Tuesday 23 February 2010

Losing the Abbey Habit

I’m relocating my UK base. So I’ve written something like 50 letters telling the taxman, the banks, and my pension funds. It’s amazing just how many people need to know.

By return, letters flood back. Sometimes two; one to my old address and one to the new. The process is remarkably easy and pain free.

With one exception.

Grupo Santander, the Spanish operation that is now the owner of the Abbey National, requires me to present myself in person at my branch. With ID. ‘Just to keep your account safe, we have kept the passbook.’

Now it happens that I spend the winter in Spain. Santander knows that because they write to me every month in English and in Spanish telling me how little interest they are paying me on my Sterling and Euro investments.

But the letter telling me that they cannot do the change by post has been sent to my new address in England. The very one that they supposedly cannot use until I present myself in person. Together with a form of identification.

My builder rescues the letter from an area between his concrete mixer and my new study and informs me of its contents. Not only does Santander want me to present myself in person with some ID, they also want a form filled up. I have to submit details of my marital status, whether I am earning and a lot more besides.

I ring a chum from another life, who is now editor of one of Britain’s leading financial publications and seek his advice. ‘It’s nonsense’, he says. ‘They have no right and no regulatory requirement to demand any of that information.’

Unusually, my presence in England is required in the dark depths of winter, so I call my Santander Branch to enquire if they really do need all that they are requesting. Upon their affirmation, I request to meet with the branch manager the following morning.

The day arrives and I present myself with several forms of ID at the former hotel that now houses the local branch of the organisation that gave me my first piggy bank at the age of four or five.

A short while after announcing the purpose of my visit, a woman arrives clutching my passbook. No handshake, no smile of welcome. This is a woman on a mission. Clearly out to achieve a victory.

‘I don’t have a meeting with you,’ she declares abruptly.

‘But you have my passbook,’ I splutter, ‘you must have been expecting me.’

This extraordinarily brusque tirade continues for ten minutes.

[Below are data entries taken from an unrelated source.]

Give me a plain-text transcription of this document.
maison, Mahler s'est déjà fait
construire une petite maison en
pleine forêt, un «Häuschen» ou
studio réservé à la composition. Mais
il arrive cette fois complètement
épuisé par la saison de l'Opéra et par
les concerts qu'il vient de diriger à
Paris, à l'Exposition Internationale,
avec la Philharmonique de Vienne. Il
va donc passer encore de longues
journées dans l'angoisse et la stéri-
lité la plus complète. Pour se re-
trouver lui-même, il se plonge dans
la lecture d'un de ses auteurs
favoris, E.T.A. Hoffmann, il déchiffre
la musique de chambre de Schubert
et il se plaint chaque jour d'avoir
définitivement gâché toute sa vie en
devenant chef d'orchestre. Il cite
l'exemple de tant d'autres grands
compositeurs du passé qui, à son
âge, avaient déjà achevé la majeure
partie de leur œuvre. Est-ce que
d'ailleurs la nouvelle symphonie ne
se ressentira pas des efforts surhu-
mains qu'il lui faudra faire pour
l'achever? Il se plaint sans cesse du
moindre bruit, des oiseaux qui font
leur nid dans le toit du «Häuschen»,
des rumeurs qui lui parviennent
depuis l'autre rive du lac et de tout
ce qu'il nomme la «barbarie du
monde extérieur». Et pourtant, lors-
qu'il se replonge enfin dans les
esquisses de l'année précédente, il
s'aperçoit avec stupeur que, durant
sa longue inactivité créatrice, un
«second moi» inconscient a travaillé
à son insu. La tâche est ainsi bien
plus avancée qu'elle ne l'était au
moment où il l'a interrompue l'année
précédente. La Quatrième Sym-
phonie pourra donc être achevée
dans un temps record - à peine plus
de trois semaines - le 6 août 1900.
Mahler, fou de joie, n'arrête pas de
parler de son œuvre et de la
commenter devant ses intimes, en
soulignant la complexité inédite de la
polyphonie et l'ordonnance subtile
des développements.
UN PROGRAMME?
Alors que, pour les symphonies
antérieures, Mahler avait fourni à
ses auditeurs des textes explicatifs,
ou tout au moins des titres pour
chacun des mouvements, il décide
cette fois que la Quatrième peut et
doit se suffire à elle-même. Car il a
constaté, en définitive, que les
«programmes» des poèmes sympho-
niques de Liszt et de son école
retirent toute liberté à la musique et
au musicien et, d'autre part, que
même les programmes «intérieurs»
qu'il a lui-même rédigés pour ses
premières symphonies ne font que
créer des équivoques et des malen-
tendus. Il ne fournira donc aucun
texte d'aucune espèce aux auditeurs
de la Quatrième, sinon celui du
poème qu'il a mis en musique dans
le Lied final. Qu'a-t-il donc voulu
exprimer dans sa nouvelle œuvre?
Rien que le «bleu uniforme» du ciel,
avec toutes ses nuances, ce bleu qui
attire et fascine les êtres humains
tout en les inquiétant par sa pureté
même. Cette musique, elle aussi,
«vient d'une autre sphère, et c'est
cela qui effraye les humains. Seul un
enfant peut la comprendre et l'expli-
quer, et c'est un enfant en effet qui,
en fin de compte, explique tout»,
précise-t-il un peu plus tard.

No question of ‘I am terribly sorry for the inconvenience and would be grateful if you would fill up the official form. Or ‘no, we don’t actually need to know if you are married or if you are working or not.’

This is a case of being told, rather like a five year old at primary school, that if I don’t eat up my scoops of mashed potato, I can’t have my tapioca pudding. Or my passbook. The woman’s attitude is appalling. I wonder several times who is supposedly providing the service.

I query why my signed letter is not sufficient. ‘We don’t have a copy of your signature at the branch.’ ‘What about the one in my passbook?’ I enquire.

I produce a folder containing copies of letters from a host of banks and other financial institutions who have changed my address, including the Alliance and Leicester, also now owned by Grupo Santander.

‘I don’t care how anyone else deals with this. I need you to fill up the form and I am not giving the passbook back to you until you have done it. Apart from anything, my staff could have dealt with this, you didn’t need to ask for me’.

With hands shaking with rage, I fill up the form, querying on several occasions whether my marital and employment status are actually needed. I point out that my financial journalist chum tells me there is no FSA requirement for such information.

She is as impressed with this as my helpful suggestion when she has last been on a customer care course and whether she is hoping for a long career with Santander.

On completion of my form filling and presentation of my driving licence, I ascertain whether this amazingly customer-focussed individual is now happy that I have provided sufficient information to change my address. The one to which they have already written to me telling me that they can’t.

‘Yes,’ she replies, ‘this meeting is at an end.’

‘No, it’s not, said I. ‘You have just discussed my financial affairs with a complete stranger for fifteen minutes without, until now, checking my identity. NOW the meeting is at an end.’

When I tell my editor friend of the altercation, he laughs. ‘My wife had exactly the same treatment. They really do not care about the customer any more.’

There’s no point in complaining. I shall just move my investments from Santander in the UK and Spain. I shall sell my shares and in due course accept the proceeds from the endowments they mis-sold me nearly 25 years ago. I shall remove all traces of a fifty-year long relationship with an organisation that certainly used to be quite habit-forming.

But I shall tell everyone I know about what happened, including some senior folk at Grupo Santander. Maybe, just maybe, madam will have her fortune told, be sent on a customer care course or, better still, be given early retirement.

I have my passbook in front of me as I write.

It contains £4.28

ENDS

1 comment:

  1. Absolutely astonishing! Political correctness gone mad!
    Banks have got far above their station in life, and up to now, no one seems to be able to control them!

    Im my view, bankers have been known by their wrong name for quite some time now!